Defines an event A on his worldline to be simultaneous with the distant event B that happens at time $t_{B} = ({\bar{t}}_{A} + t_{A}) / 2;$
Assigns a spatial distance $\bar{A B} = c ({\bar{t}}_{A} - t_{A}) / 2$ to the separation of B from A; here $t_{A}$ and ${\bar{t}}_{A}$ are the times of sending and receiving the signal by A, respectively.

By defining simultaneity and distance in this way, a non-accelerating observer can, in principle, set up a coordinate system to label each event by its radar distance from his own location, and the time at which it happens, according to the radar definition of simultaneity. These labels are the inertial coordinates of special relativity.

One speaks of Einstein synchronization, but in fact, the above prescription entails a specific measurement procedure for the construction of a physical coordinate chart, that is, a one-to-one mapping of spacetime onto R⁴, for an inertial frame to which the chart is said to be adapted. One refers to this type of chart as a Lorentz chart.

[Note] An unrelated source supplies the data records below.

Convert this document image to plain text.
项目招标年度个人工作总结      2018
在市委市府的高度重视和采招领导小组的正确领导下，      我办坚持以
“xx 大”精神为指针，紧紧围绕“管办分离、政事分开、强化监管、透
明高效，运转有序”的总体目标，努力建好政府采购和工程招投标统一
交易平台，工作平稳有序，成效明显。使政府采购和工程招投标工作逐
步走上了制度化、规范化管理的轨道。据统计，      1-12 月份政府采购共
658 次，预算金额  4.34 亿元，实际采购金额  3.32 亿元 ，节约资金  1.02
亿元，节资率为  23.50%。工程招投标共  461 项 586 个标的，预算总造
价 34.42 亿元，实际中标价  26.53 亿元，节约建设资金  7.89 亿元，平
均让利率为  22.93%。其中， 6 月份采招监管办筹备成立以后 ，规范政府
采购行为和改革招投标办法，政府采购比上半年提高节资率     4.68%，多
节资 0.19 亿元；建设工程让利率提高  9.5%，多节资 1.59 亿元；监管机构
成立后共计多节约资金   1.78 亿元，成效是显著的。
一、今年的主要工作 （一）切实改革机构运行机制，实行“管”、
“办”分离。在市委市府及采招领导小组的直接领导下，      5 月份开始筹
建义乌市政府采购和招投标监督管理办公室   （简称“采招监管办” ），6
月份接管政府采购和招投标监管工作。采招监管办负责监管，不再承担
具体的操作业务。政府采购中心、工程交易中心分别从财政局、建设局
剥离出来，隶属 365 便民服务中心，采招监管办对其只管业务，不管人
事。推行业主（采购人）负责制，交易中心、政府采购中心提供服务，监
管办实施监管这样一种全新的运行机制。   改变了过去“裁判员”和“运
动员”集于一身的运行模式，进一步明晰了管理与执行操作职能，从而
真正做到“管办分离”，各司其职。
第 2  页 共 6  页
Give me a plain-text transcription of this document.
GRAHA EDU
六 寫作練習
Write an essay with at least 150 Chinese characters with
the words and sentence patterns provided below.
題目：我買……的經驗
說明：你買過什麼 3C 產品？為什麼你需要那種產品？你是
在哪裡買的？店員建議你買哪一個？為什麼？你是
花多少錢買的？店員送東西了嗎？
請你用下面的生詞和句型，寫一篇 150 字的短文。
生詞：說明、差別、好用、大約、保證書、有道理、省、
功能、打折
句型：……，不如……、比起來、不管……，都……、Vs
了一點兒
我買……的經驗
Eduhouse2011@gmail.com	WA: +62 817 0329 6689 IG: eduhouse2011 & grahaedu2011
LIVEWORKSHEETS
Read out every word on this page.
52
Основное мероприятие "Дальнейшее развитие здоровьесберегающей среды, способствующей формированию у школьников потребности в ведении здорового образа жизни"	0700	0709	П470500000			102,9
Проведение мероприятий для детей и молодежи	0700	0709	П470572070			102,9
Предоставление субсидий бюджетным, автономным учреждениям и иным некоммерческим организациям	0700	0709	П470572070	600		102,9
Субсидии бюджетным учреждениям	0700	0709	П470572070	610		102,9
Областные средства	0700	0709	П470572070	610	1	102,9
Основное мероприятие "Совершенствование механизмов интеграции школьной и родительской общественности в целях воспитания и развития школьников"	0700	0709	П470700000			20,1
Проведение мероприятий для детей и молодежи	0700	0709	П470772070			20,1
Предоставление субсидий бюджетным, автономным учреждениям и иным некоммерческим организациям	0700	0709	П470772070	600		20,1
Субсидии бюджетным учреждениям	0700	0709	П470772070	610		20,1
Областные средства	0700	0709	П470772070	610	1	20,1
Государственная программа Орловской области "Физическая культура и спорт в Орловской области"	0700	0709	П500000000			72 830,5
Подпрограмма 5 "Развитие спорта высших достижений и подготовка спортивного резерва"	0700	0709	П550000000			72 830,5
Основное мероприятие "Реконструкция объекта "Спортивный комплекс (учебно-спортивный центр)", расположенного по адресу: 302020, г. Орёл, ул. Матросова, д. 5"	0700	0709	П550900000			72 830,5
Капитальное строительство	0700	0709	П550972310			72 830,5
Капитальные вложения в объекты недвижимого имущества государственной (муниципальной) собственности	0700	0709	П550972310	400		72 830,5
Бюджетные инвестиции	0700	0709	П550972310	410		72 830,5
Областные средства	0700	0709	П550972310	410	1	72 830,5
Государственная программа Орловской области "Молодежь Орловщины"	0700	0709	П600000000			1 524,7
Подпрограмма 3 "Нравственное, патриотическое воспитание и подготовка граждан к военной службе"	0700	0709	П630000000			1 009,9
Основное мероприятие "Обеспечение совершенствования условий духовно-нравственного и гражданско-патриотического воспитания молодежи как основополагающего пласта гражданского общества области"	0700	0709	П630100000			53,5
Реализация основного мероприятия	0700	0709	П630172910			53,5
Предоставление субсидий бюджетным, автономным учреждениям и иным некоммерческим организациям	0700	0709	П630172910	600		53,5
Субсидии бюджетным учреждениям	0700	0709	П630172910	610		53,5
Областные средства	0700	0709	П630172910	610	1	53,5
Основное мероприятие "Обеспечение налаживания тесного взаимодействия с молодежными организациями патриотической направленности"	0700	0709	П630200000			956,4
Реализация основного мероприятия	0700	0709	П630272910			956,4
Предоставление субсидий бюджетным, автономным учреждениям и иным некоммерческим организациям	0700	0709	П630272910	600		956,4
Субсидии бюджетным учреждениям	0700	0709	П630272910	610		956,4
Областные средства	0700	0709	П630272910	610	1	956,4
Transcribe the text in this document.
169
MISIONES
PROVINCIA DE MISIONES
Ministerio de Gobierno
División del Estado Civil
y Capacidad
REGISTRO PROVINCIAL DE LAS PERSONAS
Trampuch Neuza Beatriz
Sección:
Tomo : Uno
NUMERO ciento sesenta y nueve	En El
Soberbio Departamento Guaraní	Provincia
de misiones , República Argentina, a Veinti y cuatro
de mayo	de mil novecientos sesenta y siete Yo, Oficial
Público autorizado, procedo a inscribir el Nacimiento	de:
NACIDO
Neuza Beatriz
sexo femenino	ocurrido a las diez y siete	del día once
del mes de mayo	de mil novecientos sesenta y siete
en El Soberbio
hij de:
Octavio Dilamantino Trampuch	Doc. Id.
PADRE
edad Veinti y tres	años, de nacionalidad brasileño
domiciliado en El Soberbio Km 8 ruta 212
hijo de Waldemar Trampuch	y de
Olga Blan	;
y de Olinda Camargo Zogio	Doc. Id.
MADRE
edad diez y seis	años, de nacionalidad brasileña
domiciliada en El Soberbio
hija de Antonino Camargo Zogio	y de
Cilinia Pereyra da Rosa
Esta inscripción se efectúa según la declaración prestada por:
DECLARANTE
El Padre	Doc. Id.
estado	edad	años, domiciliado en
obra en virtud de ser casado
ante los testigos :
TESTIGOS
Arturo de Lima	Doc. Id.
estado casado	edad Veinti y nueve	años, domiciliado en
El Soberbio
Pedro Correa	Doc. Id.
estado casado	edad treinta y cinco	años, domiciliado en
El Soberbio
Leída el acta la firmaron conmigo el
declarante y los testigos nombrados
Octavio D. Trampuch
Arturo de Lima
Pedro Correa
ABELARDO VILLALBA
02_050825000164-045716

A Lorentz chart combines Cartesian coordinates and Einstein time. The geometric structure of Minkowski space rest on the invariance properties of these Lorentz charts, with the unique feature that time and space are Minkowski orthogonal.
By construction, the radar coordinates of spacetime respect the homogeneity and isotropy of spacetime, or stated differently, they reflect the symmetry properties of the physical laws.